Jorge Chacon-Caldera, Adam Maunder, Madhwesha Rao, Graham Norquay, Oliver I. Rodgers, Matthew Clemence, Claudio Puddu, Lothar R. Schad and Jim M. Wild
DOI / Link https://doi.org/10.1002/mrm.27923
To assess the feasibility of using dissolved hyperpolarized xenon‐129 (129Xe) MRI to study renal physiology in humans at 3 T.
Using a flexible transceiver RF coil, dynamic and spatially resolved 129Xe spectroscopy was performed in the abdomen after inhalation of hyperpolarized 129Xe gas with 3 healthy male volunteers. A transmit‐only receive‐only RF coil array was purpose‐built to focus RF excitation and enhance sensitivity for dynamic imaging of 129Xe uptake in the kidneys using spoiled gradient echo and balanced steady‐state sequences.
Using spatially resolved spectroscopy, different magnitudes of signal from 129Xe dissolved in red blood cells and tissue/plasma could be identified in the kidneys and the aorta.
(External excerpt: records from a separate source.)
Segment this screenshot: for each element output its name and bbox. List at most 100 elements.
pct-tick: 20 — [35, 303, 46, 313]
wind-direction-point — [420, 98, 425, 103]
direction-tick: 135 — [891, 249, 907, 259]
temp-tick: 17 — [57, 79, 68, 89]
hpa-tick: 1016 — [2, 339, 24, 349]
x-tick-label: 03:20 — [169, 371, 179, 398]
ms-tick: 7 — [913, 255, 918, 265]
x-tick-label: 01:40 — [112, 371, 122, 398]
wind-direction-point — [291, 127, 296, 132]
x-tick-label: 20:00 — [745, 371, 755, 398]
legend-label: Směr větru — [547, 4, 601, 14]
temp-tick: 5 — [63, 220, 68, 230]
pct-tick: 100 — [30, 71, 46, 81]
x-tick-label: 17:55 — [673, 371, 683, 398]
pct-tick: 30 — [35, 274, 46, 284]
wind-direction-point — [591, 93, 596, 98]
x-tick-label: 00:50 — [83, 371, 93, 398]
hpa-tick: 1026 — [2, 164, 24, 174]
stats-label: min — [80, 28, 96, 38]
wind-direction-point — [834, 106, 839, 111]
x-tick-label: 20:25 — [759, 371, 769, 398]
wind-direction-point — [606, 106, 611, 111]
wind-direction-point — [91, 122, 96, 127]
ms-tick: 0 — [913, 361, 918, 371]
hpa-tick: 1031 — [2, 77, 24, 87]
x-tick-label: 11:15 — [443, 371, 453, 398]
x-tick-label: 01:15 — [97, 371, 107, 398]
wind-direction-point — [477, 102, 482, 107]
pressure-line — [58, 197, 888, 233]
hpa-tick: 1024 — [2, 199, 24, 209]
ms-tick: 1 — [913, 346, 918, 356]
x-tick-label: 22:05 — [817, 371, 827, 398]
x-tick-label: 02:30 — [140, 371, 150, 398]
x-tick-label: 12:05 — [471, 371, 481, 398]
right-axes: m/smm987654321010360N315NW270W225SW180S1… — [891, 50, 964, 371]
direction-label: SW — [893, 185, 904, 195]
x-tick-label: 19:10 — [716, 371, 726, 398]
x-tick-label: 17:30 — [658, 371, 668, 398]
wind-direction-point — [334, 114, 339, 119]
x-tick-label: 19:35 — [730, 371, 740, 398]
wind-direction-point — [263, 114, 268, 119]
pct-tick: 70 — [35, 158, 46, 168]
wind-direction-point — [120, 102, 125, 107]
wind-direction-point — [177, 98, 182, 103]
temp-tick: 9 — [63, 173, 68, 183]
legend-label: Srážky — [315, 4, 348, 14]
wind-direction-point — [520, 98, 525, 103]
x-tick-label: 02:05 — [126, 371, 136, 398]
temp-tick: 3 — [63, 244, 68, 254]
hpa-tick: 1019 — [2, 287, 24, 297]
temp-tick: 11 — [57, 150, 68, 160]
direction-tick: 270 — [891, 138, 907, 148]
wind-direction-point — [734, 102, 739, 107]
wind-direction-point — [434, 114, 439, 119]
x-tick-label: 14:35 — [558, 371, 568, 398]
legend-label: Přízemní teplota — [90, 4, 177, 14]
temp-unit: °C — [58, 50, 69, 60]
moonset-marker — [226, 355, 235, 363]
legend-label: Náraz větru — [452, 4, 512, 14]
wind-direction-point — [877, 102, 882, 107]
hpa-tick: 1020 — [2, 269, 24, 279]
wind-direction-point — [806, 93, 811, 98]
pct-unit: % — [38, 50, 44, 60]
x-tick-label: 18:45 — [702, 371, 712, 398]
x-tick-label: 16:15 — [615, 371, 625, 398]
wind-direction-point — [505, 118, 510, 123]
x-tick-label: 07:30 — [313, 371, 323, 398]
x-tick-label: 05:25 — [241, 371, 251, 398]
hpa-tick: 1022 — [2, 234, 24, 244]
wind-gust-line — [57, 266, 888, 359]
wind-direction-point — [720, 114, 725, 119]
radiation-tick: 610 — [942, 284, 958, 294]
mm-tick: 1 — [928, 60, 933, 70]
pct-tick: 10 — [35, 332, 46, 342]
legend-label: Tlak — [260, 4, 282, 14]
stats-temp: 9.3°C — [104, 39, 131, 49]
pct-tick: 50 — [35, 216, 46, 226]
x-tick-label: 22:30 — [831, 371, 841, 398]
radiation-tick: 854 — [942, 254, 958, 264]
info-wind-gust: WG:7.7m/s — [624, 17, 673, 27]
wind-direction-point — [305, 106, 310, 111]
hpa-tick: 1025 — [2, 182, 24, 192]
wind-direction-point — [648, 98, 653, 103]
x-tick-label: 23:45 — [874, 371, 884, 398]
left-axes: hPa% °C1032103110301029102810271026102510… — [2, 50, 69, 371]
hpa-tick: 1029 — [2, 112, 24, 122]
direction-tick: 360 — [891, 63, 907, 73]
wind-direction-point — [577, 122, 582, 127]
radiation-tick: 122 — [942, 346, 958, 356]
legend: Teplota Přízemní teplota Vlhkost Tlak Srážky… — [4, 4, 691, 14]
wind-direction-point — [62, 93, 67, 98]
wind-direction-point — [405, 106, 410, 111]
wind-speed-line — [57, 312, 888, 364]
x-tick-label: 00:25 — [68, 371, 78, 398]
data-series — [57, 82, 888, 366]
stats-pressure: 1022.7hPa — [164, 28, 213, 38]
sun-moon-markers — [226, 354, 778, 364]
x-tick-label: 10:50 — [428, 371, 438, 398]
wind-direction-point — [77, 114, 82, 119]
The spectra from both kidneys showed peaks with similar amplitudes and chemical shift values. Imaging with the purpose‐built coil array was shown to provide more than a 3‐fold higher SNR in the kidneys when compared with surrounding tissues, while further physiological information from the dissolved 129Xe in the lungs and in transit to the kidneys was provided with the transceiver coil. The signal of dissolved hyperpolarized 129Xe could be imaged with both tested sequences for about 40 seconds after inhalation.
The uptake of 129Xe dissolved in the human kidneys was measured with spectroscopic and imaging experiments, demonstrating the potential of hyperpolarized 129Xe MR as a novel, noninvasive technique to image human kidney tissue perfusion.